Event Argument Extraction using Causal Knowledge Structures
- URL: http://arxiv.org/abs/2105.00477v1
- Date: Sun, 2 May 2021 13:59:07 GMT
- Title: Event Argument Extraction using Causal Knowledge Structures
- Authors: Debanjana Kar, Sudeshna Sarkar, Pawan Goyal
- Abstract summary: Event Argument extraction refers to the task of extracting structured information from unstructured text for a particular event of interest.
Most of the existing works model this task at a sentence level, restricting the context to a local scope.
We propose an external knowledge aided approach to infuse document-level event information to aid the extraction of complex event arguments.
- Score: 9.56216681584111
- License: http://creativecommons.org/licenses/by/4.0/
- Abstract: Event Argument extraction refers to the task of extracting structured
information from unstructured text for a particular event of interest. The
existing works exhibit poor capabilities to extract causal event arguments like
Reason and After Effects. Furthermore, most of the existing works model this
task at a sentence level, restricting the context to a local scope. While it
may be effective for short spans of text, for longer bodies of text such as
news articles, it has often been observed that the arguments for an event do
not necessarily occur in the same sentence as that containing an event trigger.

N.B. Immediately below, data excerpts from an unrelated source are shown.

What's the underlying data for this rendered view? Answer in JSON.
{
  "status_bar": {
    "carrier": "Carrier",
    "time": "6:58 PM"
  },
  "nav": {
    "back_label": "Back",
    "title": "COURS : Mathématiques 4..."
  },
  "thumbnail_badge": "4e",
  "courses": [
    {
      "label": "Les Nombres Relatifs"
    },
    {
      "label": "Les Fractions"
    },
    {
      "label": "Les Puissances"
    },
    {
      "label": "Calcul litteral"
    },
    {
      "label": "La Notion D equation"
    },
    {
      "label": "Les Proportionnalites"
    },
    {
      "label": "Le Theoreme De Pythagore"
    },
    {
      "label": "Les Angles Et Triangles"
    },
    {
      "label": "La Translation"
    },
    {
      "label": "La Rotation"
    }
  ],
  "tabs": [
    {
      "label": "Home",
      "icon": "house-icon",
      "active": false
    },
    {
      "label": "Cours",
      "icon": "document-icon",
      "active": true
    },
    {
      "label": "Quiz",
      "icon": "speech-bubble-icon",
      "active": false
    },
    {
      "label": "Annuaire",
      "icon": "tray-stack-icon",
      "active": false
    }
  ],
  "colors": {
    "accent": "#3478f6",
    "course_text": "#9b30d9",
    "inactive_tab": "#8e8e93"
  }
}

To tackle the issue of argument scattering across sentences, the use of global
context becomes imperative in this task. In our work, we propose an external
knowledge aided approach to infuse document-level event information to aid the
extraction of complex event arguments. We develop a causal network for our
event-annotated dataset by extracting relevant event causal structures from
ConceptNet and phrases from Wikipedia. We use the extracted event causal
features in a bi-directional transformer encoder to effectively capture
long-range inter-sentence dependencies. We report the effectiveness of our
proposed approach through both qualitative and quantitative analysis. In this
task, we establish our findings on an event annotated dataset in 5 Indian
languages. This dataset adds further complexity to the task by labelling
arguments of entity type (like Time, Place) as well as more complex argument
types (like Reason, After-Effect). Our approach achieves state-of-the-art
performance across all the five languages. Since our work does not rely on any
language-specific features, it can be easily extended to other languages.